Bild: Fingen - anders als die Wissenschaftler - genug Dorsch: Ostseefischer.
HAMBURG taz | Sein Vertrauen in die Wissenschaft sei zwar nicht erschüttert
worden, „hat aber einen kleinen Knacks bekommen“, sagt Claus Ubl, Sprecher
des Deutschen Fischerei-Verbands in Hamburg. „Die haben ihre Hausaufgaben
nicht gemacht – zu Lasten der Fischer.“ Denn obwohl die Ostsee „eines der
am besten untersuchten Gewässer der Erde ist“, konnten die
meereswissenschaftlichen Institute der Anrainerstaaten für 2015 keine
klaren Fakten über die Dorschbestände liefern.
Mit der Konsequenz, dass den Fischern das blaue Umweltsiegel des Marine
Stewardship Council (MSC) für nachhaltige Fischerei zum neuen Jahr
aberkannt wurde.
Der MSC hatte kurz vor Weihnachten mitgeteilt, dass die Bestände nicht mehr
den Anforderungen entsprechen und das Siegel eingezogen. „Die Fangbetriebe
müssen nachweisen, dass ihre Aktivitäten nicht zum Rückgang der Bestände
führen“, erklärt Minna Epps, MSC-Programmdirektorin für Skandinavien und
den Ostseeraum. „Leider kamen unabhängige Gutachter zu dem Schluss, dass
diese Nachweise aktuell nicht erbracht werden können.“
Das MSC-Siegel soll eine nachhaltige Fischerei und stabile Bestände
garantieren und hat sich als Verkaufskriterium etabliert. Die meisten
Handelsketten verkaufen fast ausschließlich MSC-zertifizierten
Tiefkühlfisch.
## „Kalt erwischt“
„Die Aberkennung hat uns kalt erwischt“, sagt Kai-Arne Schmidt,
Geschäftsführer der Erzeugergemeinschaft der Nord- und Ostseefischer. Den
verantwortlichen Wissenschaftlern wirft er vor, durch falsche Berechnungen
dafür gesorgt zu haben, dass dem MSC keine sicheren Datenreihen vorlagen.
Verschärft habe sich die Situation im Oktober, als die EU die Dorschquote
für 2016 lediglich um 20 Prozent gesenkt habe und nicht um 50 Prozent, wie
von den Wissenschaftlern vorgeschlagen. Bei 50 Prozent wäre eine
Aberkennung des Siegels vielleicht nicht erfolgt, vermutet Schmidt.
Das Thünen-Institut für Ostseefischerei in Rostock bestätigt, dass der
Bestand der Dorsche in der östlichen Ostsee seit 2010 zurückgegangen ist.
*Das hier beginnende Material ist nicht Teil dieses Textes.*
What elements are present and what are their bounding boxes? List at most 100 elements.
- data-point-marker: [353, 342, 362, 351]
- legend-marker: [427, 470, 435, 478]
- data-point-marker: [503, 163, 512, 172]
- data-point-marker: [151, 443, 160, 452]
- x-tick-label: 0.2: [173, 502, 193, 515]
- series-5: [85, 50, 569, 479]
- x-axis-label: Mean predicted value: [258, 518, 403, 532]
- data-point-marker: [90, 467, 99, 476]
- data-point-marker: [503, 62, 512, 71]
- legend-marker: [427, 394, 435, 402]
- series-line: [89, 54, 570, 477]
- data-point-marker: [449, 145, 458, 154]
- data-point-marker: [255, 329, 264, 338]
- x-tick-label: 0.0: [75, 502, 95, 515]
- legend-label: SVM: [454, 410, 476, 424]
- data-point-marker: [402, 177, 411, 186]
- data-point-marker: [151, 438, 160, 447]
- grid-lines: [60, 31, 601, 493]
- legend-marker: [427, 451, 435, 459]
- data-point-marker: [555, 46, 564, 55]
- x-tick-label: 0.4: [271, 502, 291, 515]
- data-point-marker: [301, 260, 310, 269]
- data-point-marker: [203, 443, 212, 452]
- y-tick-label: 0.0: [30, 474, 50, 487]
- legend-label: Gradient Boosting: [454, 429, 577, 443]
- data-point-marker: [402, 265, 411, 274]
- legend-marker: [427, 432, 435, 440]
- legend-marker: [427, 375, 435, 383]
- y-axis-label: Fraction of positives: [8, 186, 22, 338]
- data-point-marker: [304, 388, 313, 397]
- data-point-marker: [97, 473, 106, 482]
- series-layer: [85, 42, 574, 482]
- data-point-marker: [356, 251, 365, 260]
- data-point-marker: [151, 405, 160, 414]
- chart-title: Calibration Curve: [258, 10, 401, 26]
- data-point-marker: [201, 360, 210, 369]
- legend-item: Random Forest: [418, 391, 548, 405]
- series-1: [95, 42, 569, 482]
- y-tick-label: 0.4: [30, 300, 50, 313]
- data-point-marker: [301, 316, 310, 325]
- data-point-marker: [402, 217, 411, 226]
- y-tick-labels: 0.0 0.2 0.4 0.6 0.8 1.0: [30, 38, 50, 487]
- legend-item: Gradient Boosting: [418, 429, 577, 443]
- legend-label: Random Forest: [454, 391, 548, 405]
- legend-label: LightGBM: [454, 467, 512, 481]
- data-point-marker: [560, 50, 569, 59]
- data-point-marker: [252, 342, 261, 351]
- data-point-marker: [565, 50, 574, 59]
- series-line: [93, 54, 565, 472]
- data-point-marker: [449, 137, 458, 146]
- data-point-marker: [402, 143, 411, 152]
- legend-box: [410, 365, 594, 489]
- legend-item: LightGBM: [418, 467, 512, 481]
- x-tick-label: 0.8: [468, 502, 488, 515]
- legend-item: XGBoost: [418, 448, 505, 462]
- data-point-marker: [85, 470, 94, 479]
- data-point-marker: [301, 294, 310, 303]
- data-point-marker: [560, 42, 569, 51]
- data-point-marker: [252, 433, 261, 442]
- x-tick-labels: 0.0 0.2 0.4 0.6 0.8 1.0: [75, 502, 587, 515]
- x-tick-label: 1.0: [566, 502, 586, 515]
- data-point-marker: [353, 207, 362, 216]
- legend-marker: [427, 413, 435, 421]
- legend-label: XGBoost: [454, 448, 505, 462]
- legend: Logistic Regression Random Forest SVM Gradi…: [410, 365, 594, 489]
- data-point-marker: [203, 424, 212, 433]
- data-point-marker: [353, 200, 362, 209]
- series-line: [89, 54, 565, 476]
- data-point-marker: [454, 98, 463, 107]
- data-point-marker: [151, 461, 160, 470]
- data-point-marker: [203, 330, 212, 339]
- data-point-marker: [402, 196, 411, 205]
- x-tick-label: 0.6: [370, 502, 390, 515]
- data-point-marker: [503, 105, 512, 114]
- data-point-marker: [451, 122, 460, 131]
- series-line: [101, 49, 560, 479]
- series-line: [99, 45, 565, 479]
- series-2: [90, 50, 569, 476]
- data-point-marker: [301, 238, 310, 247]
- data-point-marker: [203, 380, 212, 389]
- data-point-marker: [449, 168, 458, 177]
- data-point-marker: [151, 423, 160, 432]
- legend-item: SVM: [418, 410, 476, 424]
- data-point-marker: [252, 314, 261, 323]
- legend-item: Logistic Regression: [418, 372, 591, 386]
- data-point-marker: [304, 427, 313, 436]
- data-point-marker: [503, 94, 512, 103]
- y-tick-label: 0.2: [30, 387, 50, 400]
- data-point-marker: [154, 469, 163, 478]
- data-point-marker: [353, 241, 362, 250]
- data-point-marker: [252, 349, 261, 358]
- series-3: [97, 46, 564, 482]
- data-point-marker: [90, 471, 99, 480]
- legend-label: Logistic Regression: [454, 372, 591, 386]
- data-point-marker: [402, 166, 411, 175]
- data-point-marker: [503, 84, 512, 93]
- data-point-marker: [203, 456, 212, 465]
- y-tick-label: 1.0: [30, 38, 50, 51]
Zugleich räumt Institutsdirektor Christopher Zimmermann Probleme bei der
Altersbestimmung der Dorsche ein, eine sichere Bestandsberechnung sei nicht
möglich gewesen. Im Dezember 2014 waren 358 Kubikkilometer salz- und
sauerstoffreiches Nordseewasser aus dem Kattegat in die Ostsee geströmt,
ein zweiter großer Schub folgte im November 2015. „Die positive Wirkung
dieser Salzwassereinströme aus der Nordsee wird erst in einigen Jahren für
stabilere Populationen sorgen“, sagt Zimmermann.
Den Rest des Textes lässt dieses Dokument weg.